A discussão jurídica tem origem em uma ação proposta pela PGR em outubro de 2023. O órgão sustenta que as diferenças nas regras atuais, baseadas no regime de contratação, violam o texto constitucional. Atualmente, a CLT garante 120 dias, com possibilidade de extensão de 60 dias via Programa Empresa Cidadã, enquanto as servidoras públicas regidas pela Lei 8.112/1990 ou pelo Estatuto do Ministério Público enfrentam prazos distintos e, em certos contextos, consideravelmente menores — chegando a apenas 30 dias para adotantes no âmbito ministerial.

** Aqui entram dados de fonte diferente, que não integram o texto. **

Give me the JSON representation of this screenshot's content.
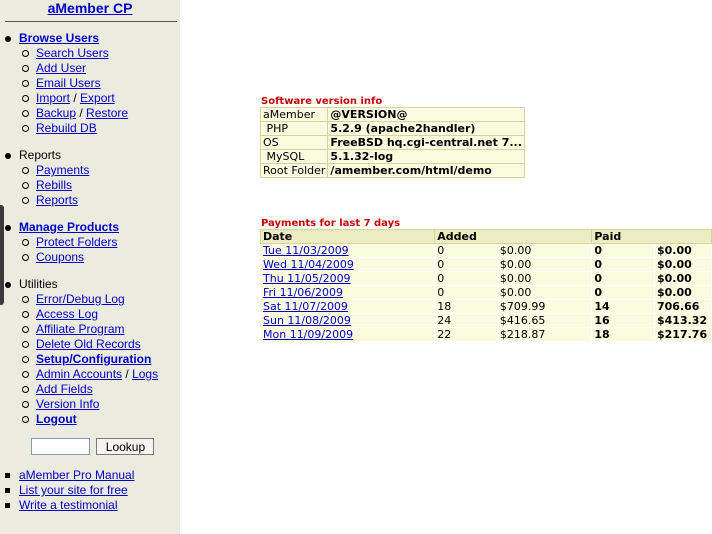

Moraes foi assertivo durante a leitura de seu voto. Para o magistrado, o objetivo central das licenças é a formação do vínculo afetivo, uma necessidade que não muda conforme a origem da criança. Se o ordenamento jurídico brasileiro equiparou o status de todos os filhos, a proteção à maternidade deve seguir a mesma lógica. “Todos são filhos. Se todos são filhos, a mãe é mãe de todos, a licença-maternidade deve ser idêntica para todos”, cravou o relator.
O entendimento apresentado prevê que tanto mães gestantes quanto adotantes usufruam de 120 dias de licença remunerada, prorrogáveis por outros 60, sem que o tipo de vínculo de trabalho seja um impeditivo. A contagem do período deve iniciar a partir do parto ou da data em que a guarda for oficializada. Em situações de internação hospitalar, a regra estabelecida pelo ministro propõe que o prazo passe a correr apenas a partir da alta — seja da mãe ou da criança, prevalecendo o critério da data posterior.
Até a suspensão da sessão, o voto de Moraes recebeu o apoio dos ministros Flávio Dino, Dias Toffoli e Cármen Lúcia. O julgamento, que toca em pontos sensíveis da administração pública e da legislação trabalhista, foi interrompido e tem previsão de retorno para a próxima semana.